Experimental Results and Discussion

The paper presents quantitative results across several benchmarks, demonstrating that PyVision consistently improves the performance of strong backend models. For example, PyVision boosted GPT-4.1 by +7.8% on V* and Claude-4.0-Sonnet by +31.1% on VLMsAreBlind-mini. The authors found that PyVision amplifies the strengths of the backend model; it gains more on perception tasks when paired with perceptually strong models like GPT-4.1 and gains more on abstract reasoning when paired with Claude-4.0-Sonnet. This suggests that dynamic tooling does not override model capabilities but rather unlocks them. The distribution of tool categories varies across benchmarks and domains (Figure 3), indicating that PyVision adapts its strategy to the unique demands of each task. For instance, math-related benchmarks often trigger numerical and statistical analysis tools, while visual search tasks rely heavily on cropping.

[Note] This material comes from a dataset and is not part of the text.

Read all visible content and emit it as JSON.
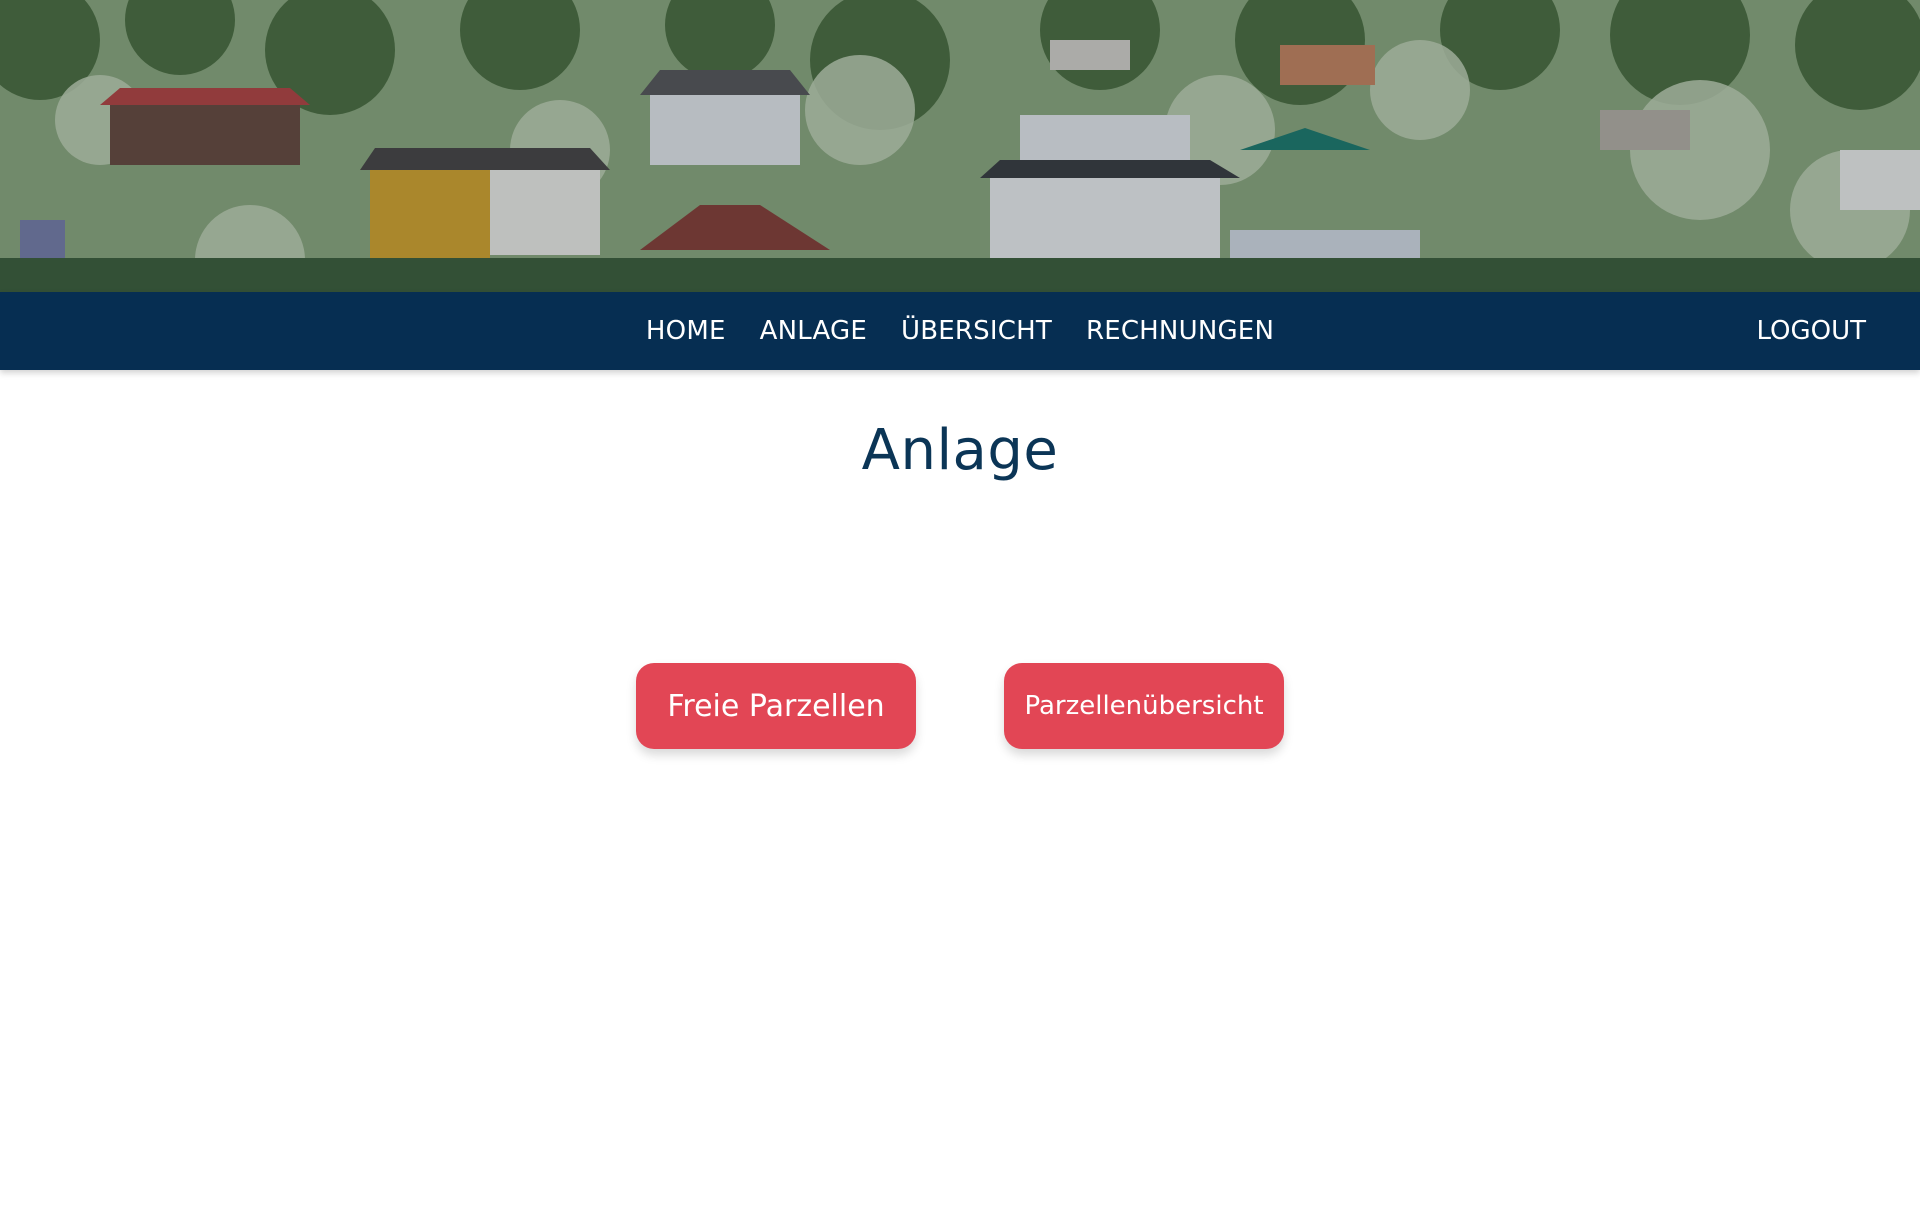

Figure 3: Taxonomy Distribution Across Benchmarks and Domains.

The paper also analyzes multi-turn interaction patterns (Figure 4), showing that Claude-4.0-Sonnet tends to generate more code and engage in longer toolchains than GPT-4.1, reflecting differences in how each MLLM approaches complex reasoning.

Figure 4: Multi-Turn Interaction Patterns Across Tasks and Backend Models.

Implications and Future Directions

The PyVision framework represents a significant advancement in agentic visual reasoning. By enabling MLLMs to dynamically generate and execute Python code, it overcomes the limitations of predefined workflows and static toolsets. This approach not only improves performance on a variety of visual tasks but also offers greater interpretability and flexibility. The ability to invent new computational tools on the fly moves AI systems closer to versatile, autonomous, and creative problem-solving. Future research could explore more sophisticated methods for tool generation, integration with external knowledge sources, and applications in real-world scenarios such as robotics and autonomous navigation.

Conclusion

The PyVision framework demonstrates the potential of dynamic tooling for visual reasoning. By empowering MLLMs to generate and execute Python code on the fly, PyVision achieves significant performance improvements and unlocks new capabilities for complex visual tasks. The framework's modular design, combined with the versatility of Python, makes it a promising platform for future research in agentic AI and multimodal reasoning.